We hope everyone has a great weekend and thank you for reading ETFG Daily Perspectives

Thursday, October 17, 2013

Relative Comparisons

Now that the debt ceiling issues have been resolved, will the market get back to a somewhat normal state?  We sure hope so, at least until January when we catch back up with the can.

It's commonly said that the allocation within a portfolio is the major driver of returns.  They may very well be true but it's also important to pick the proper way to the various exposures to the allocation that you want.  With so many ETPs in the market place trying to do things a little different, you can get significant variation in performance depending on which on you pick.

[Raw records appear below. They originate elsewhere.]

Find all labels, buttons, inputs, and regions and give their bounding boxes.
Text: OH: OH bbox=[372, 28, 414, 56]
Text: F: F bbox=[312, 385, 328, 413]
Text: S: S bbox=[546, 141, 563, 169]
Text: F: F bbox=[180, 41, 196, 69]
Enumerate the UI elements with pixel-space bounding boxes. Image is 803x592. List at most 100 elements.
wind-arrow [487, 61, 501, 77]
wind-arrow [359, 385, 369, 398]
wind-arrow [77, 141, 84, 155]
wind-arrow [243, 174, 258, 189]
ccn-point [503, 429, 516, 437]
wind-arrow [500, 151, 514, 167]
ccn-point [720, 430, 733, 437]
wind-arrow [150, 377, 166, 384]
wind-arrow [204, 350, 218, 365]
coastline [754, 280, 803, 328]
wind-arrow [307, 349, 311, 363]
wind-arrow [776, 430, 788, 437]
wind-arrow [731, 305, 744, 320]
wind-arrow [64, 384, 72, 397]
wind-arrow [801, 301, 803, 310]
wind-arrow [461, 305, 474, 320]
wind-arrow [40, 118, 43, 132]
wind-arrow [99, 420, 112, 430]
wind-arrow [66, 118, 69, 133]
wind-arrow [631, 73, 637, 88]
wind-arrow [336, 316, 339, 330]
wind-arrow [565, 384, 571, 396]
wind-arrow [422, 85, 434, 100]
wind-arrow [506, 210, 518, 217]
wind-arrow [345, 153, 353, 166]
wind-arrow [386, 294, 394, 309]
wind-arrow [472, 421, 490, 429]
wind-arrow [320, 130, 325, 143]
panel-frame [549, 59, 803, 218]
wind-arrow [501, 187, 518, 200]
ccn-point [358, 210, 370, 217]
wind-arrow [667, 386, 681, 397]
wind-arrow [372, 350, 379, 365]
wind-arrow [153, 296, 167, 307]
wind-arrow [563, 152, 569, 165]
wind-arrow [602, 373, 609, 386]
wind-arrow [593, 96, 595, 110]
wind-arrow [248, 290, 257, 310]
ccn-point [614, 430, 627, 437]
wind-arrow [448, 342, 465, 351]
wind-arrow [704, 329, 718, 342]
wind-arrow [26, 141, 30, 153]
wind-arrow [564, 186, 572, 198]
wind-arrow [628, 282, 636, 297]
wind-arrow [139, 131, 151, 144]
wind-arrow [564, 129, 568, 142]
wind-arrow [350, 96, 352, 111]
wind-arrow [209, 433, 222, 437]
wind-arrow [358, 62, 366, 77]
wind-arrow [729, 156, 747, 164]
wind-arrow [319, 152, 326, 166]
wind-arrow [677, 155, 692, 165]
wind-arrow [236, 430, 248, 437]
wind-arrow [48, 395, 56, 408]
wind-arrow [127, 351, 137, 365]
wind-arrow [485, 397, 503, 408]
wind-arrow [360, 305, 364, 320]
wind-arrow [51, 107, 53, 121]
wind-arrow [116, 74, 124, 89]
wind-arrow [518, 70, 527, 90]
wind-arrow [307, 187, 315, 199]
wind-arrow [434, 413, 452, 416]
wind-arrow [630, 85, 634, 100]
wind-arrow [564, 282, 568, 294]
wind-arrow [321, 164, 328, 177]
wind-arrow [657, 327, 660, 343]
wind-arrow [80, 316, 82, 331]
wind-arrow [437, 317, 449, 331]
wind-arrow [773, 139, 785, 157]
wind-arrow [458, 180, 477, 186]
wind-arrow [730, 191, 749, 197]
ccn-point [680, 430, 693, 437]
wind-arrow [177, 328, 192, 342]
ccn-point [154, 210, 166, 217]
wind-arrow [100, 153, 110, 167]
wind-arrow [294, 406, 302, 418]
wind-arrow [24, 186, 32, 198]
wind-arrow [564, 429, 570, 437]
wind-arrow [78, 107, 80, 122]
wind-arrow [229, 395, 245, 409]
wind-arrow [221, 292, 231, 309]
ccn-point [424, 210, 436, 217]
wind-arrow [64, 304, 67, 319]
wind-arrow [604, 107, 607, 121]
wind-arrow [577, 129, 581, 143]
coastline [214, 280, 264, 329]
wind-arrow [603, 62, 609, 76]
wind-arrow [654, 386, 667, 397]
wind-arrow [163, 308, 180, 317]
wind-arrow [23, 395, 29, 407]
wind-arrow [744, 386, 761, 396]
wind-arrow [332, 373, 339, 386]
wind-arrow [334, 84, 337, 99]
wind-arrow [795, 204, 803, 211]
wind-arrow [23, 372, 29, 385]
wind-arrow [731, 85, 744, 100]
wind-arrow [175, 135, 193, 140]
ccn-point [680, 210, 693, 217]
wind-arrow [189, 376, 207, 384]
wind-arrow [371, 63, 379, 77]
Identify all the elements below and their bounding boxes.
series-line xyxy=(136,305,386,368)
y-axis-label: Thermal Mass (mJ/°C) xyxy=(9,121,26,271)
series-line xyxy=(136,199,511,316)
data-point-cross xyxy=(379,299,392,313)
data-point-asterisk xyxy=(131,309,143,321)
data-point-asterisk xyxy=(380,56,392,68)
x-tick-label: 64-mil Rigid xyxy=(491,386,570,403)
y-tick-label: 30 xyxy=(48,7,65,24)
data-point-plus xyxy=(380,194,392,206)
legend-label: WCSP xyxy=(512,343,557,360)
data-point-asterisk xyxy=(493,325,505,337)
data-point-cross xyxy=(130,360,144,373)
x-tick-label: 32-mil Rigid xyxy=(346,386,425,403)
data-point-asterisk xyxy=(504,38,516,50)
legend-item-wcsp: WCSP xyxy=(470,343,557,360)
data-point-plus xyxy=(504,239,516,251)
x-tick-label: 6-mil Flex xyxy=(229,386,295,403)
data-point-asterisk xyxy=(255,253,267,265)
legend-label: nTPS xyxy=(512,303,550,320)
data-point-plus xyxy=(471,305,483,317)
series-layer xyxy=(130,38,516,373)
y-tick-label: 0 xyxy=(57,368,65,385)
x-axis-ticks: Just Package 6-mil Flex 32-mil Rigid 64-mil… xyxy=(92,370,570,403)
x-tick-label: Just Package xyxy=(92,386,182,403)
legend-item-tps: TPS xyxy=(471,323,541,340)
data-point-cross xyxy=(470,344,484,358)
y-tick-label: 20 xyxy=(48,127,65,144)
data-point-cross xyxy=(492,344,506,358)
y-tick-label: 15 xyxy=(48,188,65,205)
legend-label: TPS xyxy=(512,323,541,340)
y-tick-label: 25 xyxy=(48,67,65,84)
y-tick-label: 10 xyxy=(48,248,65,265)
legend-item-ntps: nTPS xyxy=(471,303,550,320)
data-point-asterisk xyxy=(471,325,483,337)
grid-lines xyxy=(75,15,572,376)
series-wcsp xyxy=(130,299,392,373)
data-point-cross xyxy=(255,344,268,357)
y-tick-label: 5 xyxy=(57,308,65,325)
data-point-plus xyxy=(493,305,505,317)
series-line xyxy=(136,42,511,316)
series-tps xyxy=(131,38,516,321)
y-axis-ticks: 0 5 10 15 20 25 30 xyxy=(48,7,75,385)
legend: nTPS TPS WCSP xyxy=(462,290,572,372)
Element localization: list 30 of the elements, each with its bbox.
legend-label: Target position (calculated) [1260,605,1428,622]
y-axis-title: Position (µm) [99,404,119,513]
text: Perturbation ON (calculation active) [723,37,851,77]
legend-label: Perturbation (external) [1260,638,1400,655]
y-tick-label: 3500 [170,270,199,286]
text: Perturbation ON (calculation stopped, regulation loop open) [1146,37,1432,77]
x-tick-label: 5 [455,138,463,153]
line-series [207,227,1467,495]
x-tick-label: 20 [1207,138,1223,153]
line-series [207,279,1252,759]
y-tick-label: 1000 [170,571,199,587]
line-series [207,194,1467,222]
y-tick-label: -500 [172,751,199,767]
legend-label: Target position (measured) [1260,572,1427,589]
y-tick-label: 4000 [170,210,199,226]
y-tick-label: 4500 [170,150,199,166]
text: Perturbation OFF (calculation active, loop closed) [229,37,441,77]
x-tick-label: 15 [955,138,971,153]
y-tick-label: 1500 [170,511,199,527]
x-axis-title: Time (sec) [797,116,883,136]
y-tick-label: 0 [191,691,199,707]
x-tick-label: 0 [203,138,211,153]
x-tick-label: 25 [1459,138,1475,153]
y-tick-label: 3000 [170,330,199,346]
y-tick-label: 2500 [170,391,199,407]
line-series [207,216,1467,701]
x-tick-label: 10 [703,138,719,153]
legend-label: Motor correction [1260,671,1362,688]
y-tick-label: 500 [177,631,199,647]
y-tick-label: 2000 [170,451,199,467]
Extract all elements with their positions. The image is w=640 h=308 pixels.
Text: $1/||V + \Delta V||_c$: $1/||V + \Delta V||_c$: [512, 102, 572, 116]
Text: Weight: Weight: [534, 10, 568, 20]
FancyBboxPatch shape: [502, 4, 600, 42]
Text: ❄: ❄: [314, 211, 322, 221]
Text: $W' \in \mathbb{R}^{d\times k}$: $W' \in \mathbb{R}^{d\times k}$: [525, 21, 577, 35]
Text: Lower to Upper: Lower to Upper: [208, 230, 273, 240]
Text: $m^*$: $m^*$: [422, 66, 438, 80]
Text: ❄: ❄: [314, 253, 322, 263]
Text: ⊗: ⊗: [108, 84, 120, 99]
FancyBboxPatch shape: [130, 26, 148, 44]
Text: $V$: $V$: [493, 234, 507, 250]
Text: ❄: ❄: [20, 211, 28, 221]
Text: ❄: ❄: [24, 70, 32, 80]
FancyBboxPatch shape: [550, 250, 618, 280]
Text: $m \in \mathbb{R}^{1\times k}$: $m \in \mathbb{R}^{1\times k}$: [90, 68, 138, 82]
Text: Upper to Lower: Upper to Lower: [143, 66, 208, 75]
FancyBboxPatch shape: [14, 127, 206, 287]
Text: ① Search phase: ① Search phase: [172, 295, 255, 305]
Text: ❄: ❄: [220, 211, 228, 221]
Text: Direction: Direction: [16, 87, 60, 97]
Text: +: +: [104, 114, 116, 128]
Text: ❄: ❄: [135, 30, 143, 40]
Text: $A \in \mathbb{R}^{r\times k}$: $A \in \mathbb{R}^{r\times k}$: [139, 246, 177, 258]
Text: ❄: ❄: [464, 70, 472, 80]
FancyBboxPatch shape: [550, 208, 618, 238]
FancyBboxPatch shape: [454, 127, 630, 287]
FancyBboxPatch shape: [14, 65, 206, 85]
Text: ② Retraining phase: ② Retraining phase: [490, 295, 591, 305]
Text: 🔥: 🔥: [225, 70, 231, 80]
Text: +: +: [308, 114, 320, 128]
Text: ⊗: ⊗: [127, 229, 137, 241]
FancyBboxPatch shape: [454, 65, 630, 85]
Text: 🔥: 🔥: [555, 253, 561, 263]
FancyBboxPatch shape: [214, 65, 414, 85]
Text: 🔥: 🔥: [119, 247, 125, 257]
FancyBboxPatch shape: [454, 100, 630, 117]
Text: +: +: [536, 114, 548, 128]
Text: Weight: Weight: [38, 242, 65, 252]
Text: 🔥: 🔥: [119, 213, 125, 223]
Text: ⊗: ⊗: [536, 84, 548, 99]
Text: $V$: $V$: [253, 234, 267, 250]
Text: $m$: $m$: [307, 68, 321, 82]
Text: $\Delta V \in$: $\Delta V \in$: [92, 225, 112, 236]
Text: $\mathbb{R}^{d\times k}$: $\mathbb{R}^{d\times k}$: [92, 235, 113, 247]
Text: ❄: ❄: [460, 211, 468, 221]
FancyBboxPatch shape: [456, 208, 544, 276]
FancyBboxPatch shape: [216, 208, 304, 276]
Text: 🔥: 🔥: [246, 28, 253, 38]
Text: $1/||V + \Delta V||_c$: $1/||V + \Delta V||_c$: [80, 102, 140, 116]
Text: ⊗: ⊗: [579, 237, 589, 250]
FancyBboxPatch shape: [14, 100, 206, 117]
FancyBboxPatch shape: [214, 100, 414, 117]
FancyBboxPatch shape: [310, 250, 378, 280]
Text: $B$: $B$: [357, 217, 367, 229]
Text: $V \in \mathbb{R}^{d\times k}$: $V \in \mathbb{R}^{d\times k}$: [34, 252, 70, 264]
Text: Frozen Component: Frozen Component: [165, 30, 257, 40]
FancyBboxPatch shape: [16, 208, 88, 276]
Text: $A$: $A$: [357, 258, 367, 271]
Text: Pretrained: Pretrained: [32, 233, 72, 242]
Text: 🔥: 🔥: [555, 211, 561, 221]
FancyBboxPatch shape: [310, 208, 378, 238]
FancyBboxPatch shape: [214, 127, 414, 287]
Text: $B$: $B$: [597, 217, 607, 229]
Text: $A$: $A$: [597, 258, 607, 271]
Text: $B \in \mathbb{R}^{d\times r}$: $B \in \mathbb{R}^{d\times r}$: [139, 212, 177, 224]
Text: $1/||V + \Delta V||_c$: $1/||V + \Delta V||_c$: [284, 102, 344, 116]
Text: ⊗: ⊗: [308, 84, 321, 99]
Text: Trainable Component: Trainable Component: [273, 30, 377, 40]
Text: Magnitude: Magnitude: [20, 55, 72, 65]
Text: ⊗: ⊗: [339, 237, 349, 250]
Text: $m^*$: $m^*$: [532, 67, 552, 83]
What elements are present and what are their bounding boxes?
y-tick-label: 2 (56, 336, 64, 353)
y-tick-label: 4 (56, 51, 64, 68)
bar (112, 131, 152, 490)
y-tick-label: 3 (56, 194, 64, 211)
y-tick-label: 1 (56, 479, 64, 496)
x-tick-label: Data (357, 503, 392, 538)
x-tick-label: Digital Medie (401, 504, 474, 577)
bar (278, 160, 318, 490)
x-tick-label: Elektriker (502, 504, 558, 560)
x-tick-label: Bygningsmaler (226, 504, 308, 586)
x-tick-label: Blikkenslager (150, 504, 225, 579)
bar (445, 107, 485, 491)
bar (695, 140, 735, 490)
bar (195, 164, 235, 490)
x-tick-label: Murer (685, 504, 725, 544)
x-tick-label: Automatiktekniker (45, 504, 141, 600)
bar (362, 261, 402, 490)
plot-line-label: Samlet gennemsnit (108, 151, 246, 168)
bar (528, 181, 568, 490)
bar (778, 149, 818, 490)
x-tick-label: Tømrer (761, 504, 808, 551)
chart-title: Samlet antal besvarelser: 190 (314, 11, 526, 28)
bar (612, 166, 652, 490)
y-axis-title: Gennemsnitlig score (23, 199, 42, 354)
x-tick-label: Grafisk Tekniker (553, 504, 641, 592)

We at ETFGsm try to provide you will as many tools as possible to help you make these important decisions.  For example if you were interested in buying a product that is focused on the Financial sector,  you could go to the ETFG Scanner and search for products that focus on Financials compare them based on Risk, Reward, expenses and many other data points.

Those are all very important but you might be interested to see how an ETP has performed compared to a range of other products over different time frames.  We make viewing relative performance easy.  In this case we will use XLF as an example to continue our Financials theme.  If you go the Tearsheet for XLF, you will notice a number of tabs at the top.  Click on the "Performance" tab.  You will first be presented with historical returns and cumulative returns over a number of time frames.  Below those tables, we have created box plots that compares the historical returns to 3 different peer groups.  The groups are by Asset Class, Category, and Focus.  Here is an example of the focus (Financials) for XLF:


The Box Chart always you to easily see the High, Low, 25th percentile, 75th percentile, and median of the group.  In the table below it, you can see all the data along with how the product itself compares.  By the way, we exclude Levered and Inverse products from the group statistics so they do not get skewed.

As always, thank you for reading ETFG Daily Perspectives.